同僚はただの同僚であって友達ではない
暫しの静寂。そして。
「…ハッ、まあ良いぜ。どうせ一度死んだ身だ」
少しばかり諦観交じりのそれにどういう意味だろうと首を傾げれば、アイリッシュの目からハイライトが消えた。
「紐なしバンジーを東都タワーからやったんだよ。あれは絶対死んだと思ったというかもう既に死んでるだろ俺」
「重症だな」
あの高さから落ちたことが余程堪えたのだろう。どういう経緯でそうなったかは知らないが、どうせ河南に連れられて落下したに違いない。
一度死んだ身。

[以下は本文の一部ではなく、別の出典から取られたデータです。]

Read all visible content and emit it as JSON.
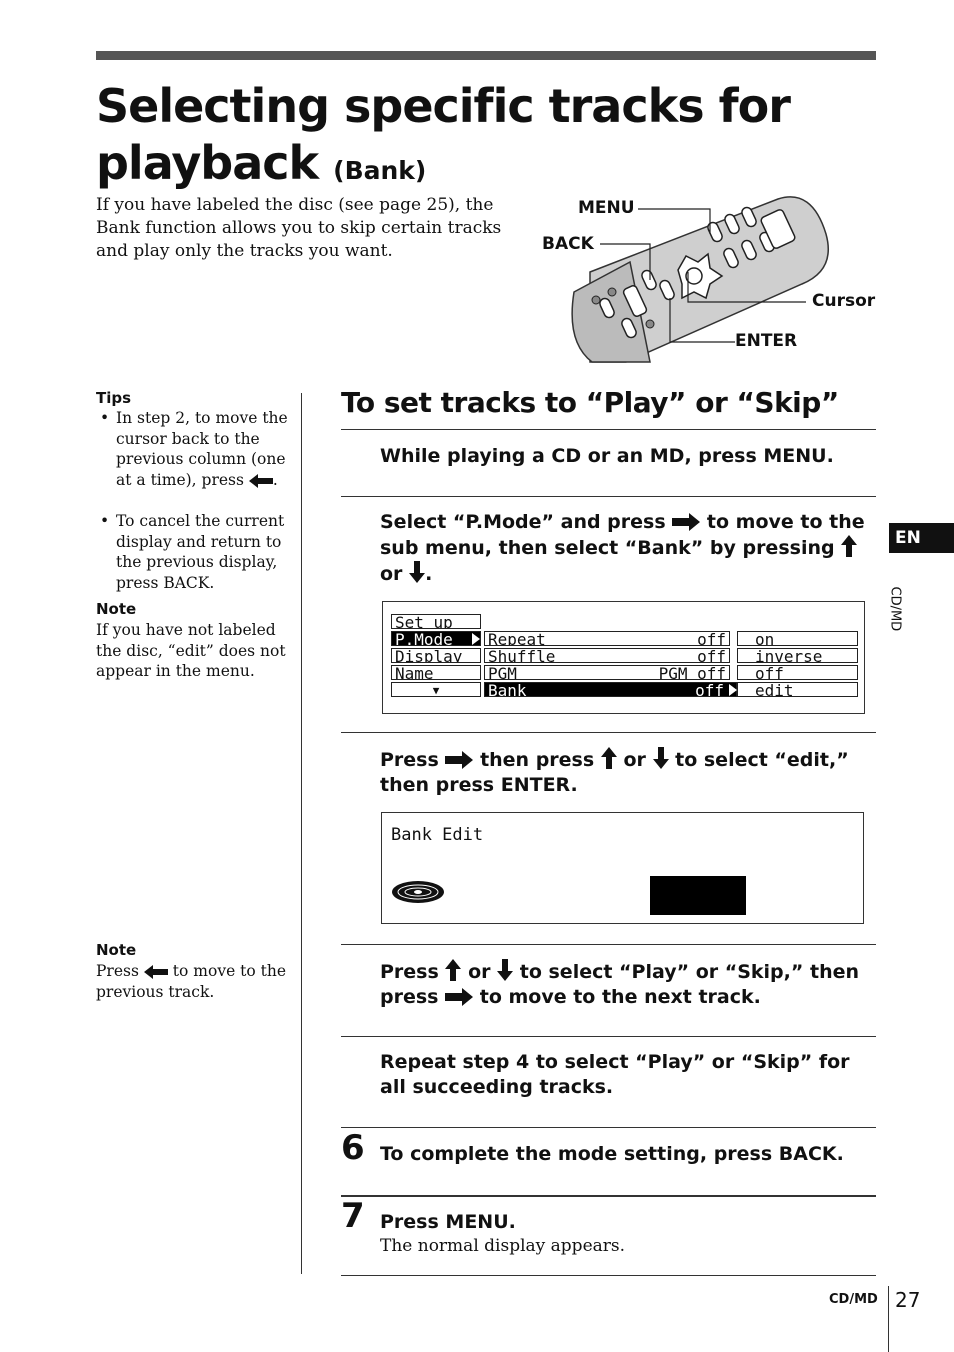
{
  "header": {
    "title_line1": "Selecting specific tracks for",
    "title_line2": "playback",
    "title_suffix": "(Bank)",
    "intro": "If you have labeled the disc (see page 25), the Bank function allows you to skip certain tracks and play only the tracks you want."
  },
  "remote_labels": {
    "menu": "MENU",
    "back": "BACK",
    "cursor": "Cursor",
    "enter": "ENTER"
  },
  "sidebar": {
    "tips_heading": "Tips",
    "tip1": "In step 2, to move the cursor back to the previous column (one at a time), press",
    "tip2": "To cancel the current display and return to the previous display, press BACK.",
    "note1_heading": "Note",
    "note1": "If you have not labeled the disc, “edit” does not appear in the menu.",
    "note2_heading": "Note",
    "note2_press": "Press",
    "note2_rest": "to move to the previous track."
  },
  "section": {
    "heading": "To set tracks to “Play” or “Skip”",
    "step1": "While playing a CD or an MD, press MENU.",
    "step2_a": "Select “P.Mode” and press",
    "step2_b": "to move to the sub menu, then select “Bank” by pressing",
    "step2_c": "or",
    "step2_d": ".",
    "step3_a": "Press",
    "step3_b": "then press",
    "step3_c": "or",
    "step3_d": "to select “edit,” then press ENTER.",
    "step4_a": "Press",
    "step4_b": "or",
    "step4_c": "to select “Play” or “Skip,” then press",
    "step4_d": "to move to the next track.",
    "step5": "Repeat step 4 to select “Play” or “Skip” for all succeeding tracks.",
    "step6_num": "6",
    "step6": "To complete the mode setting, press BACK.",
    "step7_num": "7",
    "step7": "Press MENU.",
    "step7_sub": "The normal display appears."
  },
  "lcd_menu": {
    "setup": "Set up",
    "pmode": "P.Mode",
    "display": "Display",
    "name": "Name",
    "down": "▼",
    "repeat": "Repeat",
    "repeat_val": "off",
    "shuffle": "Shuffle",
    "shuffle_val": "off",
    "pgm": "PGM",
    "pgm_val": "PGM off",
    "bank": "Bank",
    "bank_val": "off",
    "opt_on": "on",
    "opt_inverse": "inverse",
    "opt_off": "off",
    "opt_edit": "edit"
  },
  "lcd_bank": {
    "text": "Bank Edit"
  },
  "tabs": {
    "lang": "EN",
    "side_label": "CD/MD"
  },
  "footer": {
    "section": "CD/MD",
    "page": "27"
  }
}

とすればこの先何をやろうが自由ということだ。
「ありがとうアイリッシュ」
「礼はまだ早えぞ。目的を達成しないことにはな」
相変わらずシビアな人間だ。だがそういう人間が味方についてくれるのは心強い。
「話は終わったか?」
「あ、河南。ごめんごめん、ほったらかしにしてたね」
「そういやこの嬢ちゃんは一体何なんだ?」
げんなりした感情がどこかあるその声に河南は眉をひそめた。
「なんだ貴様、まだ飛び降りたことを根に持っているのか。モテんぞ」
「根に持つに決まってんだろ!俺はテメェに殺されかけたんだぞ!!」
「そんなつもりはない!ファミレスに行く為にちょっと飛び降りただけだ!本当に気の小さい男だな」
「……オイ、俺がおかしいんじゃないよな?こいつがおかしいんだよな?」
「大丈夫、アイリッシュは何も悪くない」
あっさり河南の調子に巻き込まれる彼を宥めながら諸伏は河南との出会いを簡単にだが説明した。アイリッシュは全てを聞き終えた直後は半信半疑で彼女に目を向けたが、やがて自らの身に起こった出来事を回想して無理やり納得したようだった。
「まあ常識的に考えてタワーから落下してピンピンしてるような奴なんてこの世のモンじゃねえと言われたほうが腑に落ちるか…」
「何気に辛辣だな」
「この嬢ちゃん……河南っつったか?勿論河南は戦闘員としてカウントして良いんだよな?」
「フン、当然だ。泥舟に乗った気分でいるといい」
「沈むじゃねえか」
会話を聞く限り相性は悪くなさそうだ。今後彼女に振り回されるのは確実だろうが、ひとまず安心してよさそうである。
その日は夜も更けているということで、さっさと床につくことにした。
さて、翌朝のことである。ドタンバタンガシャンという騒がしい音に諸伏は飛び起きた。
「なっ何だ!?」
寝室のドアを開けてリビングに入り込むと、河南とアイリッシュが派手に組手をしていた。よく見ると壁がへこんでいるし窓も割れている。「何やってんだよ!?!?」思わず大声を上げると二人が眉をひそめて諸伏に目を向けた。
「うるさいぞヒロミツ、こんな朝っぱらから」
「近所迷惑だぞ」
「お前らが言うな!!!」
やれやれと言わんばかりの表情の二人に思わずつっこむが、彼らは諸伏を仕方のない奴だなと言いながら顔を見合わせてる。想像よりもずっと仲が良さそうだ。だというのに何故戦っているのだろうか。
「…で、どうしてこんなことに?喧嘩か?」
恐々と訊ねる諸伏とは裏腹に、アイリッシュはあっけらかんとした態度でそれを否定した。
「いやコイツが実際どのくらい強いのか体感したくてな。タワーの時から感じてたが本当にとんでもねえ奴だ。笑っちまうぜ」
「貴様もこの世界の人間にして筋が良い。今後も体を動かすのに付き合ってやっても良いぞ」
「やめて戦闘狂組!!!俺と家が保たないから!!!」
戦闘面で変にストイックな性質が余計な方向に働いてしまったのだろう。アイリッシュと河南に変なシンパシーが芽生えている。完全に藪蛇事案だ。今すぐ家出したい気分である。起きたばかりなのにこんなに疲れたのは初めてだ。がっくりと肩を落として「…取り敢えず朝飯作るから静かにしてくんない?」と言ったことにより少なくとも河南の動きを抑えることに成功した。
簡単に朝食を準備して皆で食卓につく。アイリッシュは食べてくれるだろうかと心配になる。彼は少し思案げに眉を寄せたものの、特に何も言わずオムレツに口をつけ始めた。諸伏も河南もどちらかと言えば和食派だが、今日はアイリッシュがいるため洋食を準備したのだ。食べてくれてなによりである。